District Courts Can Order Discovery in Support of Foreign Magistrate’s Investigation

On December 12, 2014, the Second Circuit issued a decision in In Re Application for an Order Pursuant to 28 U.S.C. § 1782 to Conduct Discovery for Use in Foreign Proceedings, 14-2807-CV, affirming the district court’s power to order discovery in support of a foreign criminal investigation. The decision in In Re Application for an Order is one on an appeal from the SDNY, not the EDNY, we report it here because of its general applicability and because it is, in the Second Circuit’s view, a case of first impression.

The Second Circuit explained:

A district court is authorized to grant a § 1782 request where: (1) the person from whom discovery is sought resides (or is found) in the district of the district court to which the application is made, (2) the discovery is for use in a proceeding before a foreign or international tribunal, and (3) the application is made by a foreign or international tribunal or any interested person.

. . . Section 1782 of Title 28 reads, in pertinent part, as follows:

The district court of the district in which a person resides or is found may order him to give his testimony or statement or to produce a document or other thing for use in a proceeding in a foreign or international tribunal, including criminal investigations conducted before formal accusation.

28 U.S.C. § 1782(a) (emphasis supplied).

The statute is the product of Congress’s efforts, over the past 160 years, to provide judicial assistance in gathering evidence for use in foreign tribunals. The goals of the law are to provide equitable and efficacious discovery procedures in American courts for the benefit of tribunals and litigants involved in litigation with international aspects while encouraging foreign countries by example to provide similar means of assistance to our courts.
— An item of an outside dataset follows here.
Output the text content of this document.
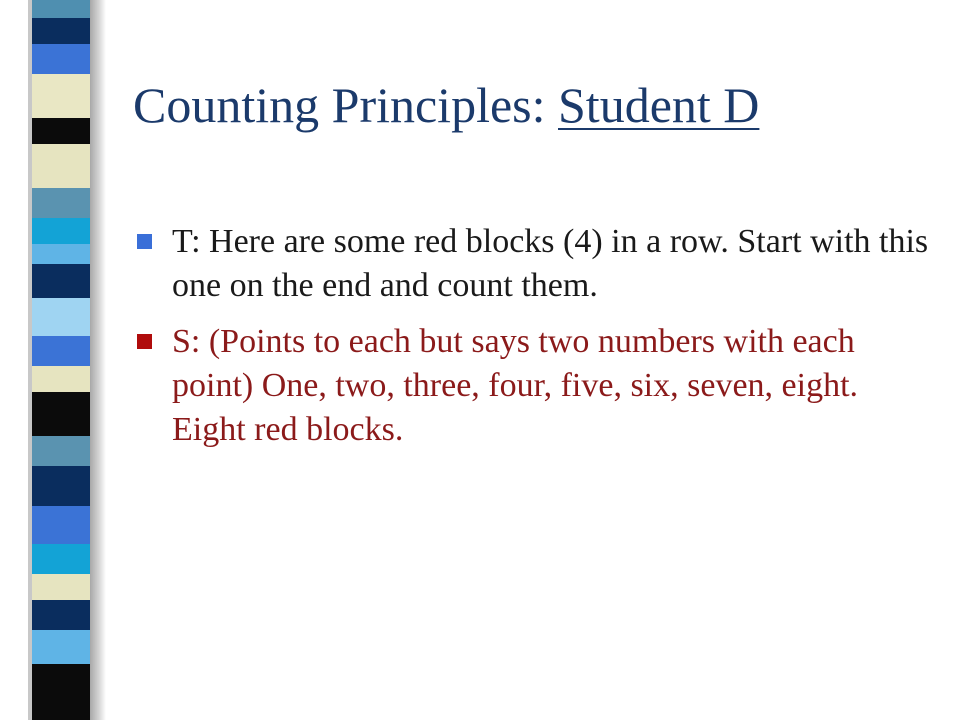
Counting Principles: Student D
T: Here are some red blocks (4) in a row. Start with this one on the end and count them.
S: (Points to each but says two numbers with each point) One, two, three, four, five, six, seven, eight. Eight red blocks.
The statute’s precise scope—as well as its text—has evolved over time. . . .

. . .

Congress’s most recent textual change, in 1996, cemented the statute’s applicability to foreign criminal investigations. The amended statute explicitly covered “criminal investigations conducted before formal accusation.” Commenting on the added language, the Supreme Court in Intel noted that nothing suggests that this amendment was an endeavor to rein in, rather than to confirm, by way of example, the broad range of discovery authorized in 1964. The Intel Court then made clear, when Congress acts to amend a statute, we presume it intends its amendment to have real and substantial effect.
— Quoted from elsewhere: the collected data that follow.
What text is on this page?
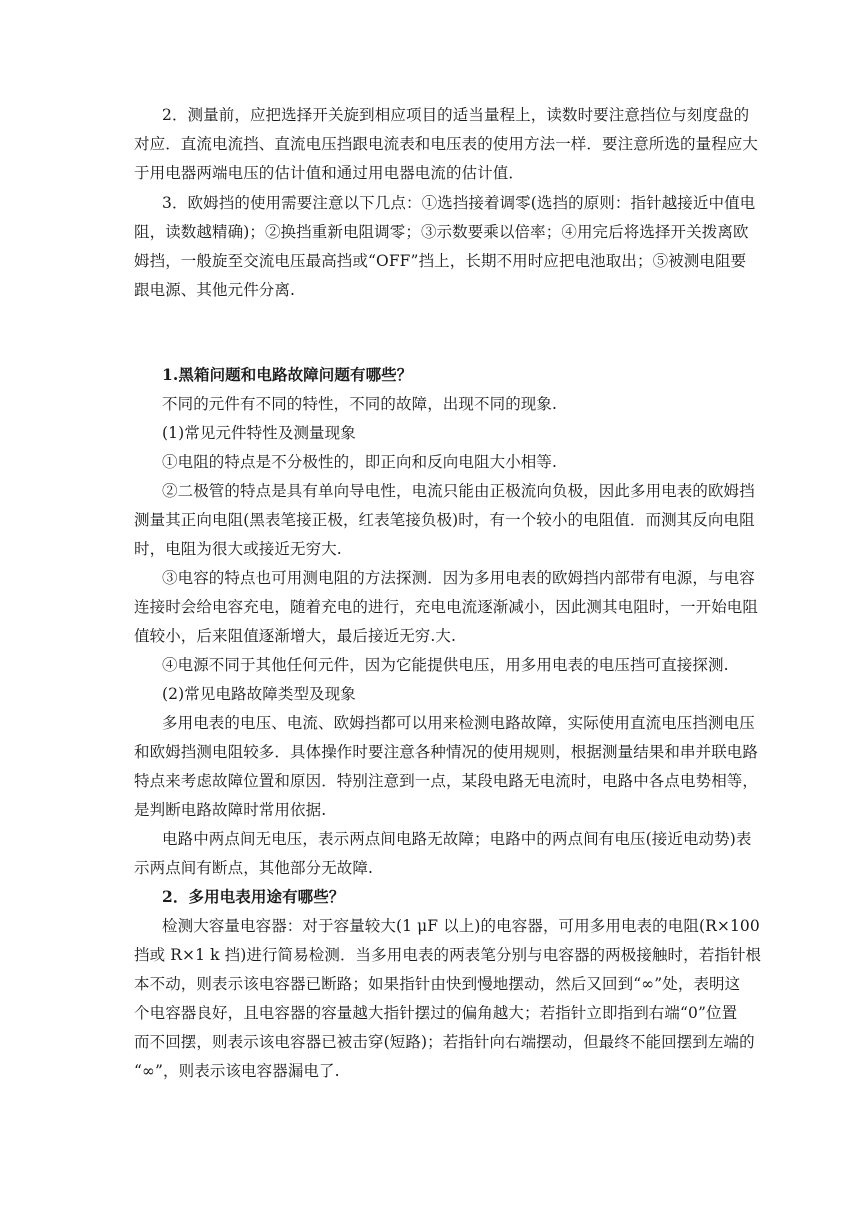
2．测量前，应把选择开关旋到相应项目的适当量程上，读数时要注意挡位与刻度盘的
对应．直流电流挡、直流电压挡跟电流表和电压表的使用方法一样．要注意所选的量程应大
于用电器两端电压的估计值和通过用电器电流的估计值．
3．欧姆挡的使用需要注意以下几点：①选挡接着调零(选挡的原则：指针越接近中值电
阻，读数越精确)；②换挡重新电阻调零；③示数要乘以倍率；④用完后将选择开关拨离欧
姆挡，一般旋至交流电压最高挡或“OFF”挡上，长期不用时应把电池取出；⑤被测电阻要
跟电源、其他元件分离.
1.黑箱问题和电路故障问题有哪些？
不同的元件有不同的特性，不同的故障，出现不同的现象.
(1)常见元件特性及测量现象
①电阻的特点是不分极性的，即正向和反向电阻大小相等.
②二极管的特点是具有单向导电性，电流只能由正极流向负极，因此多用电表的欧姆挡
测量其正向电阻(黑表笔接正极，红表笔接负极)时，有一个较小的电阻值．而测其反向电阻
时，电阻为很大或接近无穷大.
③电容的特点也可用测电阻的方法探测．因为多用电表的欧姆挡内部带有电源，与电容
连接时会给电容充电，随着充电的进行，充电电流逐渐减小，因此测其电阻时，一开始电阻
值较小，后来阻值逐渐增大，最后接近无穷.大.
④电源不同于其他任何元件，因为它能提供电压，用多用电表的电压挡可直接探测.
(2)常见电路故障类型及现象
多用电表的电压、电流、欧姆挡都可以用来检测电路故障，实际使用直流电压挡测电压
和欧姆挡测电阻较多．具体操作时要注意各种情况的使用规则，根据测量结果和串并联电路
特点来考虑故障位置和原因．特别注意到一点，某段电路无电流时，电路中各点电势相等，
是判断电路故障时常用依据.
电路中两点间无电压，表示两点间电路无故障；电路中的两点间有电压(接近电动势)表
示两点间有断点，其他部分无故障.
2．多用电表用途有哪些？
检测大容量电容器：对于容量较大(1 μF 以上)的电容器，可用多用电表的电阻(R×100
挡或 R×1 k 挡)进行简易检测．当多用电表的两表笔分别与电容器的两极接触时，若指针根
本不动，则表示该电容器已断路；如果指针由快到慢地摆动，然后又回到“∞”处，表明这
个电容器良好，且电容器的容量越大指针摆过的偏角越大；若指针立即指到右端“0”位置
而不回摆，则表示该电容器已被击穿(短路)；若指针向右端摆动，但最终不能回摆到左端的
“∞”，则表示该电容器漏电了.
The Swiss criminal investigation in the instant case is exactly the type of proceeding that the 1996 amendments to the statute were intended to reach. The criminal inquiry is a proceeding and an investigation being conducted by a Swiss magistrate. The defendant, Mr. Echeverría, has already been charged. And the investigating magistrate has explicitly stated that the Jaitly Documents would be of great usefulness to his inquiry. Thus, the District Court did not err in finding that the Jaitly Documents are for use in a proceeding in a foreign or international tribunal as required by § 1782.

(Internal quotations and citations omitted). This decision shows that Section 1782 can be a powerful tool in aid of foreign litigation. Indeed, there are likely situations where it provides broader discovery than would be allowed domestically.